На Иосифа эти мои рассуждения не произвели впечатления. Он сказал: «Просто Толяй решил сварить себе супчик из знакомства с Анной Андреевной». Однако это он помог издать книжку в английском переводе. Согласился и, по возобновленной дружбе, написать предисловие к сборнику Наймановых стихов, хотя горько жаловался: «Прочитал с начала до конца, ну, абсолютно не за что зацепиться». (Примерно в то же время говорил, что ему попалась книжка Бобышева: «Колоссальные претензии при ничтожном даровании». Все-таки – даровании.)
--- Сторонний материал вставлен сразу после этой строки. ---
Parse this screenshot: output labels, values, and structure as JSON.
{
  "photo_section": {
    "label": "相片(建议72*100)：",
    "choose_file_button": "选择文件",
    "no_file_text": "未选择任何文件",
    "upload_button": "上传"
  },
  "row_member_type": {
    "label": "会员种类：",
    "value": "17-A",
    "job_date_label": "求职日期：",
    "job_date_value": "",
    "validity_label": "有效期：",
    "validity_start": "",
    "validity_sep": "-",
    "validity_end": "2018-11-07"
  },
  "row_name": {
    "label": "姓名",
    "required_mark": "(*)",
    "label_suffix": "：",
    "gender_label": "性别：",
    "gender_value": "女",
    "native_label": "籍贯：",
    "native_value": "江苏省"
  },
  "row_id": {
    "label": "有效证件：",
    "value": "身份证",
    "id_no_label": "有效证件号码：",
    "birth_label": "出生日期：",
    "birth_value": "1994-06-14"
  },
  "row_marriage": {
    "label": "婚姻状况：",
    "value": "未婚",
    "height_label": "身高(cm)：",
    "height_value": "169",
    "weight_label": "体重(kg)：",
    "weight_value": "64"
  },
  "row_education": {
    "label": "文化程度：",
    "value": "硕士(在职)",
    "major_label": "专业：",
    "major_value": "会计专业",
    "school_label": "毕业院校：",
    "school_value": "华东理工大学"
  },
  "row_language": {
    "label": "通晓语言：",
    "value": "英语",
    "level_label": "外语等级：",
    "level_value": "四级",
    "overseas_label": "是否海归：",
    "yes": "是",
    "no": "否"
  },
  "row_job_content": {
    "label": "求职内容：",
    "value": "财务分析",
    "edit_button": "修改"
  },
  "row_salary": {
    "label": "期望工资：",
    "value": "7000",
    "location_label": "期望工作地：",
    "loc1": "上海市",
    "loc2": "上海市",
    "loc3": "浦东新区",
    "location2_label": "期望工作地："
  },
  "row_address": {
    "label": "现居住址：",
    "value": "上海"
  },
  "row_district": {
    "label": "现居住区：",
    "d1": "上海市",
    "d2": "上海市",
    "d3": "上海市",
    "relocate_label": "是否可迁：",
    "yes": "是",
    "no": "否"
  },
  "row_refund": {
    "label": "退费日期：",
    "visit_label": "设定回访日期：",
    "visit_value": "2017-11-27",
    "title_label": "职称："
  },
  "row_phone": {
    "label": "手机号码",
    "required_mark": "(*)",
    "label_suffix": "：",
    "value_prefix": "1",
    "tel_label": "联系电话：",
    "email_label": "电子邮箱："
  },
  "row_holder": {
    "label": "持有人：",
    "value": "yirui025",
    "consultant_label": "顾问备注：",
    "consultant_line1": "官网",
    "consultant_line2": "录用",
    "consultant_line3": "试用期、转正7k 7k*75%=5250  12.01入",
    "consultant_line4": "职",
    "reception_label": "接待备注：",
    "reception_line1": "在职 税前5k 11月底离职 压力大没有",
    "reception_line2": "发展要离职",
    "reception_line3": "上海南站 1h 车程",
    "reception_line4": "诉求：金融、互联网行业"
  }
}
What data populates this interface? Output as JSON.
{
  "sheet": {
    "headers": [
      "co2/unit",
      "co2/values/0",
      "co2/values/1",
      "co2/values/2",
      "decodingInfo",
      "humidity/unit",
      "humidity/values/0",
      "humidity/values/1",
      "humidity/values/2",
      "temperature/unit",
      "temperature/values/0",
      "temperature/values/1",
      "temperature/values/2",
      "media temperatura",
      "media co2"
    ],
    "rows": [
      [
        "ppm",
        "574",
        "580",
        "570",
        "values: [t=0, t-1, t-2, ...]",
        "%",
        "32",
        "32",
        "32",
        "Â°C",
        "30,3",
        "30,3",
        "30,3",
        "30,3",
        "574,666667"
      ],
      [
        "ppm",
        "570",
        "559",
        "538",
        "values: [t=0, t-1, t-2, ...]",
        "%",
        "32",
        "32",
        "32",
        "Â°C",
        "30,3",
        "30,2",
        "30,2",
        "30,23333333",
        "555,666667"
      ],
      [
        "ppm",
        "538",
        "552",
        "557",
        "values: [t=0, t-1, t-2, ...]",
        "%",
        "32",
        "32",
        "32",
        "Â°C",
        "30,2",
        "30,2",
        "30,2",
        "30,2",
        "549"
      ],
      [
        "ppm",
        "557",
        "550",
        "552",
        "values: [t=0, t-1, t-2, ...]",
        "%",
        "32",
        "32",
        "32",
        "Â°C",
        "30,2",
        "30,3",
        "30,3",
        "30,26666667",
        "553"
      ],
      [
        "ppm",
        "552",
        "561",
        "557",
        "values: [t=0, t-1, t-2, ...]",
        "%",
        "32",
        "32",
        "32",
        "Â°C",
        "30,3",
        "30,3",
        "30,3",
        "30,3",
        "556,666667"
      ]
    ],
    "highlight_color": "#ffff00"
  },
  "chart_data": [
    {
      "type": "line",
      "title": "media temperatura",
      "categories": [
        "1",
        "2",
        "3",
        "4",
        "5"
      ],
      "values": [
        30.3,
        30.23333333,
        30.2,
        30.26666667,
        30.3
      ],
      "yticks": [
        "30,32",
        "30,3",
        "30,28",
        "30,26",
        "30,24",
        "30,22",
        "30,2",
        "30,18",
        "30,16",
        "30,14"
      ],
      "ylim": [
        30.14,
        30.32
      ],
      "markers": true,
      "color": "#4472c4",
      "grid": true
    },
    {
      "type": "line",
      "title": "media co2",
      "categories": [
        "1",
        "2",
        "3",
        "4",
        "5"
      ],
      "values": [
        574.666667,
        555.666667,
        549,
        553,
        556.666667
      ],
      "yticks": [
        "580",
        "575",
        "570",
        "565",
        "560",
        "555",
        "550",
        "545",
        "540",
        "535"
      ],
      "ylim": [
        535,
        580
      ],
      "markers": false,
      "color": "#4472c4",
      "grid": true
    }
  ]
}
Даря «Рассказы об Ахматовой», Толя намекал, что это не мемуары, а проза, за которой вскоре последует другая, более важная проза. И действительно, через некоторое время я получил для прочтения большой роман. С романом дело обстояло яснее. Там было много метких зарисовок нашей жизни в молодости, занятно пересказанных историй тех времен. Все это было, к досаде читателя, переложено тягомотиной – якобы модернистским приемом раздвоения личности повествователя на «Наймана» и «Германцева» да еще Толиными невнятными дилетантскими фантазиями об истории литературы. Он позвонил из Нью-Йорка узнать мое мнение, и, хотя я высказался вежливее, вернее, многословнее, чем здесь, Найман огорчился и сказал: «А Иосифу не понравилось, он сказал: „Позвони Леше, ему понравилось“» (хорош Иосиф!). После этого он уже почти не звонил, да и в летней школе дела пошли худо, приглашать гостей туда перестали.
Ну а потом он переступил границу приличия, написал свой roman a clef проМейлаха, несколько такого же рода сочинений про Рейна. Чем больше он наворачивал в свои пасквили повествовательных прибамбасов, двоил и троил персонажей, намекал, что «Эмма – это я», и т. п., тем очевиднее становилось, что внутреннее содержание его текстов – зависть к незаурядным людям, рядом с которыми прошла жизнь: «Рейну дали государственную премию, а мне нет». Читая это неприличие, я вспомнил, как однажды мы сидели за столом в Норвиче и Толя потешал всех смешными рассказами про московских знакомых. Потом разговор перешел на издательские дела, и я к слову сказал, что получил накануне по почте договор на сборник стихов из московского издательства. Кто-то профессионально спросил, какой гонорар мне предложили. Я сказал, что тридцать тысяч (или три тысячи – сейчас уже не помню, какие тогда были деньги, помню только, что на доллары получалось вроде тысячи или двух). И вдруг я увидел, что у Толи побелело лицо. Сбивчиво, нескладно, он начал говорить о том, что московские издательства расстилаются перед эмигрантами, а лучшего на родине не замечают. Всем было ужасно неловко. Такую же неловкость испытываешь от его литературных приемов, из которых главный – вслед за злой карикатурой на Мейлаха или Рейна, или Кушнера, или Ардова, изображенных под псевдонимами, упомянуть имена Мейлаха, Рейна, Кушнера, Ардова, реальных людей, чтобы получилось, что карикатуры вроде не на них. Однажды мы с Ниной в Иерусалиме поднимались на Гефсиманскую гору, шли по пустынной в тот час дороге, но за нами увязался арабский мальчик лет девяти, он протянул мне набор открыток, а когда я отказался, продолжал тащиться за нами, скандируя: «Thank you! Fuck you!» Умная Нина, как бы не замечая, спросила его, как его зовут, сколько ему лет, есть ли у него братья и сестры. Ребенок охотно отвечал на довольно сносном английском и вообще разговорился, сам у нас что-то спрашивал про Америку. Но время от времени он все же выкрикивал: «Fuck you!», правда, теперь, выкрикнув, указывал грязным пальчиком на пустую дорогу позади и говорил: «Это я не вам, это во-он тому мистеру».